China’s Wages are Catching up to Europe
China’s median net salary is now equal to parts of Europe, and higher than some Eastern European countries, due to its new minimum wage standards. Factory workers in China are earning more than ever as average hourly wages have gone up a significant 64% since 2011. The trend is expected to continue as salaries for both blue and white collar workers are expected to grow by 7% this year alone.
On a global scale, the constant narrowing of the wage gap between Chinese and European/American workforces has diminished the competitive cost advantage that China has enjoyed in the past.
A Move Westward
Since the fall of communist USSR in 1989, skilled workers from former Soviet Union countries have most westward for better job opportunities. Over the last decade, the European Union (EU) has taken steps to integrate this pool of cheap labor into the global workforce. However, as the Eastern European and Chinese workforces compete, a low-wage ceiling has formed; these two labor pools have come to determine the cost of low-skill labor worldwide. Despite Croatia becoming the newest EU member, the median net salary in Shenzen, Beijing and Shanghai are all higher than Croatia.
Wage increases are beneficial for Chinese workers as they rise to the level of various European countries.

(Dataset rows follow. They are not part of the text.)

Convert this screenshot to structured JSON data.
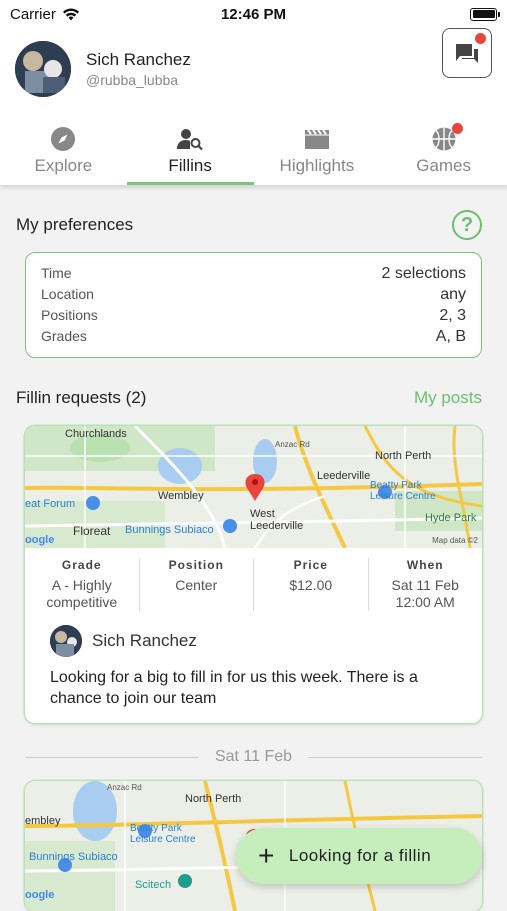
{
  "status_bar": {
    "carrier": "Carrier",
    "time": "12:46 PM"
  },
  "header": {
    "name": "Sich Ranchez",
    "handle": "@rubba_lubba"
  },
  "tabs": [
    {
      "label": "Explore",
      "icon": "compass-icon"
    },
    {
      "label": "Fillins",
      "icon": "person-search-icon"
    },
    {
      "label": "Highlights",
      "icon": "clapperboard-icon"
    },
    {
      "label": "Games",
      "icon": "basketball-icon"
    }
  ],
  "preferences": {
    "title": "My preferences",
    "rows": [
      {
        "key": "Time",
        "value": "2 selections"
      },
      {
        "key": "Location",
        "value": "any"
      },
      {
        "key": "Positions",
        "value": "2, 3"
      },
      {
        "key": "Grades",
        "value": "A, B"
      }
    ]
  },
  "requests": {
    "title": "Fillin requests (2)",
    "my_posts": "My posts",
    "card": {
      "map_labels": [
        "Churchlands",
        "North Perth",
        "Leederville",
        "Wembley",
        "Beatty Park Leisure Centre",
        "West Leederville",
        "Floreat",
        "Bunnings Subiaco",
        "Hyde Park",
        "eat Forum",
        "Anzac Rd",
        "Map data ©2",
        "oogle"
      ],
      "grade_h": "Grade",
      "grade_v": "A - Highly competitive",
      "position_h": "Position",
      "position_v": "Center",
      "price_h": "Price",
      "price_v": "$12.00",
      "when_h": "When",
      "when_v1": "Sat 11 Feb",
      "when_v2": "12:00 AM",
      "poster": "Sich Ranchez",
      "description": "Looking for a big to fill in for us this week. There is a chance to join our team"
    },
    "date_separator": "Sat 11 Feb",
    "card2": {
      "map_labels": [
        "Anzac Rd",
        "North Perth",
        "embley",
        "Beatty Park Leisure Centre",
        "Bunnings Subiaco",
        "Scitech",
        "oogle"
      ]
    }
  },
  "fab": {
    "label": "Looking for a fillin"
  },
  "colors": {
    "accent": "#6cbf6c",
    "badge": "#e8453c",
    "fab_bg": "#c5eebc"
  }
}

Median wages in Shanghai ($1,135) are now comparable to Hungary ($1,139), Prague ($1,400) and Poland ($1,569). Yet China’s status as a global manufacturing hub – due in most part to its cheap labor – will likely be impacted. The improved wages for workers may result in a loss of the country’s competitive edge to labor pools in Eastern Europe and other Asian countries. However, the government has capped wage growth for baseline workers and the same is anticipated in the e-commerce sector as well.